New models of bats in the MLB
…MLB hitters are bigger and stronger…
What Major League Baseball found highly concerning was the rate at which maple bats were snapping and causing serious harm to those on or around the field of play. It had dangerously come to the point where the bat was becoming a missile due to the various enhancements to players that were not being considered by manufacturers. The fact is, MLB hitters are bigger and stronger than they once were. Combined with the fact that the pitcher is releasing the ball at a greater speed will of course equate to less durable bats snapping in half. The MLB introduced regulations that stated the handle of the bat had to be thicker and the diameter of the barrels reduced.

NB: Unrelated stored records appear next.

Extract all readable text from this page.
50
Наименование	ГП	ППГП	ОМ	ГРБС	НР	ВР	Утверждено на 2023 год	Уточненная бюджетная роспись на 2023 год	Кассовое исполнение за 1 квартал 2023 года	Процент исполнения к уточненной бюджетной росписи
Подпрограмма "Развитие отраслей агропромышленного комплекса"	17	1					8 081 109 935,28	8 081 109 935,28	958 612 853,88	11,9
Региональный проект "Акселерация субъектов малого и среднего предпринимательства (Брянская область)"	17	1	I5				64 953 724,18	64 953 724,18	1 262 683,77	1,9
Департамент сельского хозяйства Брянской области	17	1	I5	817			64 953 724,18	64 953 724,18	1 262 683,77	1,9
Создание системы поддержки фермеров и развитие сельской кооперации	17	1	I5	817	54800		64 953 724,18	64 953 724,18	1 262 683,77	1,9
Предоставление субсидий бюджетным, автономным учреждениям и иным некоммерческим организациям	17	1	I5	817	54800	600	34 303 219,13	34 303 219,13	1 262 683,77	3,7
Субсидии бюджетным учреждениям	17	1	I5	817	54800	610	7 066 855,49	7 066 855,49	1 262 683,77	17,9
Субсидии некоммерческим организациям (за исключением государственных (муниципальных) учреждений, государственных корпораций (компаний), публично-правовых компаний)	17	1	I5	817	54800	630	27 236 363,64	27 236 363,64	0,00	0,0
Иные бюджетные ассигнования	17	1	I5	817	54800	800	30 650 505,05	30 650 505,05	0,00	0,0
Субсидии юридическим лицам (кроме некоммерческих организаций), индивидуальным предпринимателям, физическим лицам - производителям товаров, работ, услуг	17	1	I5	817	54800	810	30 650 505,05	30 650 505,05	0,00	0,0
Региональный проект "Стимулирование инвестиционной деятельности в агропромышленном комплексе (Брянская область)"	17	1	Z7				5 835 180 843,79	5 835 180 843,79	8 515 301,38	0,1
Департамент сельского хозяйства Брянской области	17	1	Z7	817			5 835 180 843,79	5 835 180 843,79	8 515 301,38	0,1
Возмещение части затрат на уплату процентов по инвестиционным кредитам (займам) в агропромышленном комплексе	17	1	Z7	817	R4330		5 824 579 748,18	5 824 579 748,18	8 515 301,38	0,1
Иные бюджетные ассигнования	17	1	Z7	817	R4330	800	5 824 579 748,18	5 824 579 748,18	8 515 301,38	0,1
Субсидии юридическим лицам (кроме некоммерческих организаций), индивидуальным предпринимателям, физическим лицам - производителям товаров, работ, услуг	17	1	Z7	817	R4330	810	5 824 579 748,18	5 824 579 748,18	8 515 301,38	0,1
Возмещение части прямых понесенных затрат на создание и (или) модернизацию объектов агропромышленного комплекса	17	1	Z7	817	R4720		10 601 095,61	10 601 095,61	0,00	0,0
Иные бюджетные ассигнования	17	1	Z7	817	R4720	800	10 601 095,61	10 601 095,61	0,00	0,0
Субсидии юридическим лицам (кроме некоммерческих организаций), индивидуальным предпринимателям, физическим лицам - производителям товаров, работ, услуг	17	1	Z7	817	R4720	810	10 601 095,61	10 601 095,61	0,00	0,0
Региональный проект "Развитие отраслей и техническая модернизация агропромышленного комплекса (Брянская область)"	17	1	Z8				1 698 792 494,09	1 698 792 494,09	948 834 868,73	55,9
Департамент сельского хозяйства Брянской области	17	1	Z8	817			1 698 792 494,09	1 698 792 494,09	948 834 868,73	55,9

Video Technology in football
…play the game in the dark ages.
It’s finally coming. Well, at least we hope. FIFA recently announced that it would make a “definitive decision” on whether to introduce video technology into the game after the European Championships in Poland and Ukraine. FIFA president Sepp Blatter has come under enormous pressure to introduce technology and finally take the game into the 21st century. A regular feature of many other top level sports around the world, and yet football continues to play the game in the dark ages. The calls for video technology greatly increased following the 2010 World Cup finals in which Frank Lampard’s goal for England was wrongly ruled out. The governing body have, however, continued to state the introduction of video technology will disrupt the flow of the game and adds to talking points and general discussion following matches. Controversy seems a little more accurate in a time where controversial incidents are the norm for most football weekends.